New models may use more tokens or require longer inference times:

  • Tokens per request - A new model that generates 2x more tokens costs 2x more
  • GPU utilisation - A larger model may saturate GPU memory, reducing throughput
  • Cache hit rate - A model with different output patterns may invalidate caches

Shadow Mode Testing

Before canary deployment, run the new model in shadow mode:

  1. Production traffic goes to the current model (serves the response)
  2. The same request is duplicated to the new model (response is discarded)
  3. Both responses are logged and compared offline

Shadow mode catches issues without any user impact.

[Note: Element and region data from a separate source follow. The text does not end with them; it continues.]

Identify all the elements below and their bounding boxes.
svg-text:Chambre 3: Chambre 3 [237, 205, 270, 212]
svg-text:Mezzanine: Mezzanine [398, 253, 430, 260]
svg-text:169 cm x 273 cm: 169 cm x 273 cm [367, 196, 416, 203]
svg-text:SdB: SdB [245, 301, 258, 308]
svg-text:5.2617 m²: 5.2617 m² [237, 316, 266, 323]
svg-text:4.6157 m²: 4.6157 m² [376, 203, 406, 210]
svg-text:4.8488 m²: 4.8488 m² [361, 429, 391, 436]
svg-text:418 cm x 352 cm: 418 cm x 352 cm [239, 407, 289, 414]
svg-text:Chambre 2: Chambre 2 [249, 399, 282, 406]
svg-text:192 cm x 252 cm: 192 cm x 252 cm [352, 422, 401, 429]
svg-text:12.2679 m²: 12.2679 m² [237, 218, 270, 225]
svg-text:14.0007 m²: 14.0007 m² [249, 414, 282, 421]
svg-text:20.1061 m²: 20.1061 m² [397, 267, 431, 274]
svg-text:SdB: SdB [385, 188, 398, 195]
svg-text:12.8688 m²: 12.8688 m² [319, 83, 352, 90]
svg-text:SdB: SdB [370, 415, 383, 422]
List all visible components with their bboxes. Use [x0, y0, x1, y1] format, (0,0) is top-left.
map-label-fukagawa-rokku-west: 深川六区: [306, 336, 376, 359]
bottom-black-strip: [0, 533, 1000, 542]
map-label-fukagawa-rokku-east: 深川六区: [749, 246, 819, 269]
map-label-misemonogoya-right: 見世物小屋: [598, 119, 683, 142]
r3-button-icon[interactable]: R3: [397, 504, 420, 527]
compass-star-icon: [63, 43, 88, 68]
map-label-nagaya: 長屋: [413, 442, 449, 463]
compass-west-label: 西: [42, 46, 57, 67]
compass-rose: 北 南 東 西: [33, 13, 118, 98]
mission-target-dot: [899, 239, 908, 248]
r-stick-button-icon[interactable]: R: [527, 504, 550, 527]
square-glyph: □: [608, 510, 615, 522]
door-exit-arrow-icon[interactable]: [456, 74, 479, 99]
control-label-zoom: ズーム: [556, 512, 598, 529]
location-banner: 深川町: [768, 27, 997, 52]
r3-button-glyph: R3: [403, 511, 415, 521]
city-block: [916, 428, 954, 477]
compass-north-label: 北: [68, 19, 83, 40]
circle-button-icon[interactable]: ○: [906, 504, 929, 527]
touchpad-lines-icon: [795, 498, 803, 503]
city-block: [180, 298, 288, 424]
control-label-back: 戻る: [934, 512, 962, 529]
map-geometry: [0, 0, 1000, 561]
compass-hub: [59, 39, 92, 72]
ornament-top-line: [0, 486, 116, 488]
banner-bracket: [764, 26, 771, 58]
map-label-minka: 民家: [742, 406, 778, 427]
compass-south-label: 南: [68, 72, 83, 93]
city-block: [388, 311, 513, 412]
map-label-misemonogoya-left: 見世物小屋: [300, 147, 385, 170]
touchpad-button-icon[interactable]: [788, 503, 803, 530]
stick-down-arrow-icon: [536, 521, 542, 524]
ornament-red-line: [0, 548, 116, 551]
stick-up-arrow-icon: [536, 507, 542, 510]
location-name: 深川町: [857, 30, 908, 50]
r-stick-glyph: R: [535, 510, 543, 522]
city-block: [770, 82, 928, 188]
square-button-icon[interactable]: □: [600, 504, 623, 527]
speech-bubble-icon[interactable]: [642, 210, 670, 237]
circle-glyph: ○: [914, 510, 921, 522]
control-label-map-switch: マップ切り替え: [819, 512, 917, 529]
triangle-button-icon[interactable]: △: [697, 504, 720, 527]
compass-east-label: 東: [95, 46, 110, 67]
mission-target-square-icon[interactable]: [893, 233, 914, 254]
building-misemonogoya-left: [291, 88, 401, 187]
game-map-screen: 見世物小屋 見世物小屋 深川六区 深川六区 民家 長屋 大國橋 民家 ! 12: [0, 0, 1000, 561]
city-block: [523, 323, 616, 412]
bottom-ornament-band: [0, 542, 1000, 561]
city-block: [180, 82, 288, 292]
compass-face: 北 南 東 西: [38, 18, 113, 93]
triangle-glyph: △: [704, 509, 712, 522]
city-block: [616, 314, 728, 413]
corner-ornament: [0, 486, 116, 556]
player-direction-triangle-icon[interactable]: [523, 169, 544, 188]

Compare:

  • Response length distribution
  • Confidence score distribution
  • Specific output patterns (formatting, tone, factual accuracy on known-good queries)
  • Latency characteristics

Shadow testing is especially valuable for LLM deployments where output differences are qualitative and hard to capture in a single metric.

Feature Flag Integration

Use feature flags for fine-grained control beyond traffic percentage:

from openfeature import api

client = api.get_client()

def get_model_version(user_context):
    return client.get_string_value(
        "inference-model-version",
        default_value="v1.2",
        evaluation_context=user_context,
    )

Feature flags enable:

  • User segment targeting - Roll out the new model to internal users first, then beta users, then all users
  • Instant kill switch - Disable the new model immediately if issues are discovered, without a deployment
  • A/B testing - Run two model versions simultaneously for comparison, with consistent assignment per user

Rollback Triggers

Define explicit rollback criteria before deployment:

MetricThresholdAction
Error rate> 1%Automatic rollback
P95 latency> 2x baselineAutomatic rollback
Quality score< 0.85Automatic rollback
Hallucination rate> 5%Automatic rollback
Cost per request> 1.5x baselineAlert, manual review

Automatic rollback should complete within 2 minutes of detection. Every minute of degraded AI output erodes user trust.

The key principle: optimise for safe deployment, not fast deployment. A model that takes an hour to roll out safely is better than one that deploys in 5 minutes and causes a 30-minute incident.